2018 is now a thing of the past. 2019 is upon us, and like every January, we talk about resolutions, changes, and improvements. It is a time of reflection on the year before, the good, the bad, and the ugly.
What went well? What could I have done differently? What did I like? What did I despise? How can this new year be better?
I think it’s fair to say that most of us experience these type of thoughts, or at least something similar. We set new workout and career goals, drive relationship aspirations, and focus on personal and leisure priorities.
Most of us are usually able to identify what changes we need to make. Maybe it’s a fitness goal because we have gained 15 pounds. Maybe it is a schedule change because we have no down time. Maybe it’s a relationship goal like going out on one date with our significant other each week. Maybe it’s a career change or promotion we want to reach to keep moving forward. You get the point.
I don’t think we struggle as much with what to change.
But I do think we struggle with when to change.
Maybe that’s an “Ah-Ha” moment.
Whether it’s being comfortable where we are, or having fear of a future uncertainty, we struggle with the timing for which to change something. These are realistic fears and circumstances.

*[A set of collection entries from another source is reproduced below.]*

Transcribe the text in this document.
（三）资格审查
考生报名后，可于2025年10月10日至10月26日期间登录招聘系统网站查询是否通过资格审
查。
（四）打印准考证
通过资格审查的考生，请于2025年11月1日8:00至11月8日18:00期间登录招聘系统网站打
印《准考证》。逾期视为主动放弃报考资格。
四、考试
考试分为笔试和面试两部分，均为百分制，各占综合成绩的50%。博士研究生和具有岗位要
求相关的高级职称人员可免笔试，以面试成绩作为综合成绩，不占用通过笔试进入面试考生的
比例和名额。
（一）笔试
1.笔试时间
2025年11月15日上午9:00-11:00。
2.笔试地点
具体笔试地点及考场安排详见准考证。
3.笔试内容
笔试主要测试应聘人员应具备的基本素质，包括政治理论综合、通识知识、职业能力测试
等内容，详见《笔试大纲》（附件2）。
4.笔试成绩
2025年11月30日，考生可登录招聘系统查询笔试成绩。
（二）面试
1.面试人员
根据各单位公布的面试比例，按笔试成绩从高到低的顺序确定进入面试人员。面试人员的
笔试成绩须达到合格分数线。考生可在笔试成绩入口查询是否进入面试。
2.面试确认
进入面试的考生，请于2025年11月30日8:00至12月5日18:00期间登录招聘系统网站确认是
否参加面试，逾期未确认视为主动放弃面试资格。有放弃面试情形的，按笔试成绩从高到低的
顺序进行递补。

But if we want to make a change, we must understand when the proper time is to make it.
So, when is it? How do we know when we should make a change we’re considering?
We need to make the change when the pain of staying the same is greater than the pain of making the change.
For example, if Sally has been in a relationship with Tom for a year, but the last four months have been concerning and sub par with Tom, Sally needs to choose between moving forward, or cutting it off.
But the question is when?
The best time for Sally to make the change is to do it when the pain of being with Jerry is truthfully greater than when she is not with him. If she enjoys herself more without him, than that is the time to make the move.
That goes for anything in life… jobs, location changes, friendships, habits, health, etc.
But why is it that we often don’t change, even though we know we need to?
It’s because we are unable to recognize when that time is.
Or we trick ourselves to thinking the pain of changing would be worse than staying, when in reality, that may not be true.
We do this out of fear and uncertainty of the future.
I’m sure most of us can remember an opportunity to make a change, but we ended up turning from it out of fear of the unknown.
That’s because we value stability and assurity. As a result, we de-value the option to make a potentially groundbreaking change in our life. What could be an incredibly powerful decision suddenly becomes one we don’t even want to consider.
Instead, we hide, run, and lie to ourselves.
When a change presents itself, we often choose “Exit,” rather than “Enter.”
Because it’s not stable. Change is not stable. We don’t know what will happen if we “enter.”
That’s why it’s called change.
Change itself doesn’t tell us, “Hey man, it will be better on the other side.”
Heck, if it did, we’d all be changing stuff left and right.
And yes, the grass isn’t always greener on the other side.
I get that. Great point. It really is.
But if we always listen to that, we wouldn’t go anywhere. Our lives would look the same forever.
Yes we’d be stable, yes we’d have assurity, yes we’d have consistency.
But we’d be missing spontaneity, newness, and the potential for groundbreaking opportunities.
We’d be missing change.
So let’s continue to value what is going well in our life. Let’s appreciate and not take what we have for granted.
But let’s make some changes for things that need it, while remembering that timing is key to change.
Let’s make the change when the pain of staying the same is greater than the pain of making the change.
What change are you going to make this week to start the new year strong?